Answer:
The internal resistance of the battery is 1.0 Ω.
Explanation:
Given that,
Voltage = 12,0 V
Resistance of each resistor = 6.0 Ω
Current = 4.0 A
When three resistors are connected in parallel.
We need to calculate the resistance
Using formula of parallel
[tex]\dfrac{1}{R}=\dfrac{1}{R_{1}}+\dfrac{1}{R_{2}}+\dfrac{1}{R_{3}}[/tex]
Here, R₁ = R₂ = R₃
[tex]\dfrac{1}{R}=\dfrac{1}{6}+\dfrac{1}{6}+\dfrac{1}{6}[/tex]

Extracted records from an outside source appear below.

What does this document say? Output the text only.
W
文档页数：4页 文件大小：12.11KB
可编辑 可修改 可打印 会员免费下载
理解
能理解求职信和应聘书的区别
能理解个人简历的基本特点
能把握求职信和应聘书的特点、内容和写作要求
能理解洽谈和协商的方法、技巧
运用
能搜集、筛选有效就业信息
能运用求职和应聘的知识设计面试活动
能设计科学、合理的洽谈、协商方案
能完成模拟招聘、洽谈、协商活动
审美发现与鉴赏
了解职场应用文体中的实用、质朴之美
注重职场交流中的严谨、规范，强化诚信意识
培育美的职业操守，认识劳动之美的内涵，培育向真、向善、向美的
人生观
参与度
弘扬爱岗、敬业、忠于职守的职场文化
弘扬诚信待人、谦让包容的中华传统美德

[tex]\dfrac{1}{R}=\dfrac{1}{2}[/tex]
[tex]R = 2\ \Omega[/tex]
The equivalent resistance is
[tex]R_{eq}=R+r[/tex]
[tex]R_{eq}=2+r[/tex]
We need to calculate the internal resistance
Using ohm's law
[tex]V = IR[/tex]
[tex]R_{eq}=\dfrac{V}{I}[/tex]
[tex]R+r=\dfrac{V}{I}[/tex]
Where, R = resistance
r = internal resistance
V = voltage
I = current
Put the value into the formula
[tex]2+r=\dfrac{12.0}{4.0}[/tex]
[tex]r=3.0-2[/tex]
[tex]r=1.0\ \Omega[/tex]
Hence, The internal resistance of the battery is 1.0 Ω.